Course de relais
Par ANTONIN MOERI
« Si l’on envisageait la littérature comme une course de relais jamais interrompue, il semble bien que ce serait des mains de Dostoïevski que Kafka aurait saisi le témoin », écrivait Nathalie Sarraute il y a soixante ans. Voyons de plus près le cauchemar mis en scène par l’auteur russe. L’homme blessé des Carnets du sous-sol (« cette prise de parole suffocante d’un rat qui gémit ou qui piaille au fond de son trou ») s’imagine devant un public pour proférer son long cri argumenté.
Première alerte : Je n’ai rien su devenir du tout, ni un héros ni un insecte.
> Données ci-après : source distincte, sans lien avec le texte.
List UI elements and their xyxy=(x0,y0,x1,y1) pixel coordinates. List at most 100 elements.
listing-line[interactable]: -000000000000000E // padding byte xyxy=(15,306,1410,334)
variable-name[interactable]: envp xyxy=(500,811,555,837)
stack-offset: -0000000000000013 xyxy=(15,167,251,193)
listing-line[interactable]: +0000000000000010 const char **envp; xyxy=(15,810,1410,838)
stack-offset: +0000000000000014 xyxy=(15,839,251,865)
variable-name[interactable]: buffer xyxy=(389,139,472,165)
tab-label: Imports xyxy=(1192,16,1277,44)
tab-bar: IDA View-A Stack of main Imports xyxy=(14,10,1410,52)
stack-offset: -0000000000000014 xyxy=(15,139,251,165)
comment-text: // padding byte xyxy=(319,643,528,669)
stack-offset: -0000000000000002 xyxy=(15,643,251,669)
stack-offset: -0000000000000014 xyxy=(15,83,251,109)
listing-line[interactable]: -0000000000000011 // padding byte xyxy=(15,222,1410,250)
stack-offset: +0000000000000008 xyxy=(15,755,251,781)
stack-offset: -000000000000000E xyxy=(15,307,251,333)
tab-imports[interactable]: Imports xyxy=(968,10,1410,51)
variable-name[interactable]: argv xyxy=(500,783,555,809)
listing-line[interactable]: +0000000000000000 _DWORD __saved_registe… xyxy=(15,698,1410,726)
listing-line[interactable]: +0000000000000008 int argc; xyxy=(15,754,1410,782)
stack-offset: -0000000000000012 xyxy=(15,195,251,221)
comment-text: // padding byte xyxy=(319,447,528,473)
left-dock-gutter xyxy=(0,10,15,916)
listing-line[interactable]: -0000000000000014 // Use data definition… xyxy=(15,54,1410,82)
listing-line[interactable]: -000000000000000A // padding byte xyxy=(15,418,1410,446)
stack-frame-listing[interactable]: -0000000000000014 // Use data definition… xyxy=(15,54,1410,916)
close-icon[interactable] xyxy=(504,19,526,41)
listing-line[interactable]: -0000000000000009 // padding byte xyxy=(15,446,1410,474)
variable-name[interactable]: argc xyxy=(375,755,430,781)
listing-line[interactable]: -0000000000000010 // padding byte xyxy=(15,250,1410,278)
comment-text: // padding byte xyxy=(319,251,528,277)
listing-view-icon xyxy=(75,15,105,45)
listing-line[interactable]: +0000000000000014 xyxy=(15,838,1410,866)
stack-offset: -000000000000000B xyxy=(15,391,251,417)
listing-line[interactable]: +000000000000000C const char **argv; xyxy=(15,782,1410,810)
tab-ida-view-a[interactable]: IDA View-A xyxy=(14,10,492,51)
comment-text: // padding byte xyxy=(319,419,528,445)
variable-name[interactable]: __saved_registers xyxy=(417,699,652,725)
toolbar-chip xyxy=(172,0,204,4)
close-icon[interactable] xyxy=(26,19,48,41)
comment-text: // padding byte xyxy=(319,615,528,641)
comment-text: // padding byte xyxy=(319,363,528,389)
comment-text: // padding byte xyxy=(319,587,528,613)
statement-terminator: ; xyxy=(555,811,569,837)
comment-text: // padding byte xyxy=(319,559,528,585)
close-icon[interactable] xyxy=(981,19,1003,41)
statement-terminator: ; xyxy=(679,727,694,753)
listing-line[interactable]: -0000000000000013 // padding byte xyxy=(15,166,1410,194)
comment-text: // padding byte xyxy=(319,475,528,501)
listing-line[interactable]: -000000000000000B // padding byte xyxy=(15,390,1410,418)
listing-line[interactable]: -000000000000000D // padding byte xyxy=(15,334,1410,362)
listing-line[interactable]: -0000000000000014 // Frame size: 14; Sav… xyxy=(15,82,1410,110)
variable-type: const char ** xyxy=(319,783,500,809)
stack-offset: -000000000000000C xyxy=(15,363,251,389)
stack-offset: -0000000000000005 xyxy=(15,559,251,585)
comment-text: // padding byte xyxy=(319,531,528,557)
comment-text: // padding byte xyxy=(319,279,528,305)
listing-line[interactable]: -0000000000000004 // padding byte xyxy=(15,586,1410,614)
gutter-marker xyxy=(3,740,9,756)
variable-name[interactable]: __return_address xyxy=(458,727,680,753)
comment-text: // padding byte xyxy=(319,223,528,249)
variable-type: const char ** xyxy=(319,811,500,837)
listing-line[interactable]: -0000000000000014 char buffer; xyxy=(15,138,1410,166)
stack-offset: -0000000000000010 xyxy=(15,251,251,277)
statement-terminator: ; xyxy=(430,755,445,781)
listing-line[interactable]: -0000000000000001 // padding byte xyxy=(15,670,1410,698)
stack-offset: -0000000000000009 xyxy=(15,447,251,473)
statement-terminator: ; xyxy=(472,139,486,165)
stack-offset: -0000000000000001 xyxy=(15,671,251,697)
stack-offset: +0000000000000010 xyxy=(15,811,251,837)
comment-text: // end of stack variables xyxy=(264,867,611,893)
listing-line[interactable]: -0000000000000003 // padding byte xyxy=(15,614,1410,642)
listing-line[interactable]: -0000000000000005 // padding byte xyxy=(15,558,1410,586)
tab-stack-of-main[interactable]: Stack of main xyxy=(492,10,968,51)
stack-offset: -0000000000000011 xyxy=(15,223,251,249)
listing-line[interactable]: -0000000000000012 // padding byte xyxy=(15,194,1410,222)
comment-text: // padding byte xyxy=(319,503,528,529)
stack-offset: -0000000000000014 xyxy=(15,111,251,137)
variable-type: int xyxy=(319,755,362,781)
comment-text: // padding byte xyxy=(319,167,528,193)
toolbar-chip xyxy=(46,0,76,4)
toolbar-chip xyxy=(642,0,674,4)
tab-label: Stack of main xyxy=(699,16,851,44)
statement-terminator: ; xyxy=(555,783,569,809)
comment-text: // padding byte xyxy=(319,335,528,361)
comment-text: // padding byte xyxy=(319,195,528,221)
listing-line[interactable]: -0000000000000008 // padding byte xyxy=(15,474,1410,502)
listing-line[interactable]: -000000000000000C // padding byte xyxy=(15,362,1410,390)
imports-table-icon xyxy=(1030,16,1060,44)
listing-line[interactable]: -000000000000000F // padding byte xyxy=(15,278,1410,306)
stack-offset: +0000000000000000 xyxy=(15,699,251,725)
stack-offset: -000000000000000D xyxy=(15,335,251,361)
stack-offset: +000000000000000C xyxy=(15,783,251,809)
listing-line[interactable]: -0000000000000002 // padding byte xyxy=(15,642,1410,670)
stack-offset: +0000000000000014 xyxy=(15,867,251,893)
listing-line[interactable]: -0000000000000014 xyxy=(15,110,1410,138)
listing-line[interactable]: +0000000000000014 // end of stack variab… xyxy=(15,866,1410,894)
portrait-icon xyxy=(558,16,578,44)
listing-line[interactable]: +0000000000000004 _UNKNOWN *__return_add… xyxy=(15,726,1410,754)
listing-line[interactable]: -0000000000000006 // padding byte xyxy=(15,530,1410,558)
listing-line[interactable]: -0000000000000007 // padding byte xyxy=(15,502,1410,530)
Seconde alerte : J’ai voulu devenir un insecte à de nombreuses reprises. L’idée de transformation revient plusieurs fois dans le discours de l’atrabilaire. Autre alerte : L’auteur compare l’homme à la conscience accrue à une souris humiliée. Une autre encore : Dans une guinguette sale, un officier déplace le héros comme s’il déplaçait une chaise. Il m’avait traité comme une mouche, une mouche vilaine et sale, la plus intelligente, la plus cultivée et la plus noble des mouches, mais une mouche que tout le monde humiliait. Un peu plus loin, c’est un lieutenant infatué qui examine notre misanthrope comme il examinerait un puceron. Et dans les bras d’une prostituée, le narrateur se représente « cette idée de la débauche, absurde, répugnante comme une araignée ». Sans oublier le ver de terre auquel il se compare, le ver de terre le plus répugnant, le plus risible, le plus minable, le plus stupide, le plus jaloux de tous les vers de terre du monde.
Insecte, mouche, souris, puceron, araignée, ver de terre. Le bestiaire est explicite et l’image de la course de relais que proposait Nathalie Sarraute pour suggérer le lien qui existe entre l’œuvre de Dostoïevski et celle de Kafka, cette image est appropriée. En tous les cas, elle me donne envie de poser un autre regard sur les fictions de Dostoïevski et sur celles de Kafka.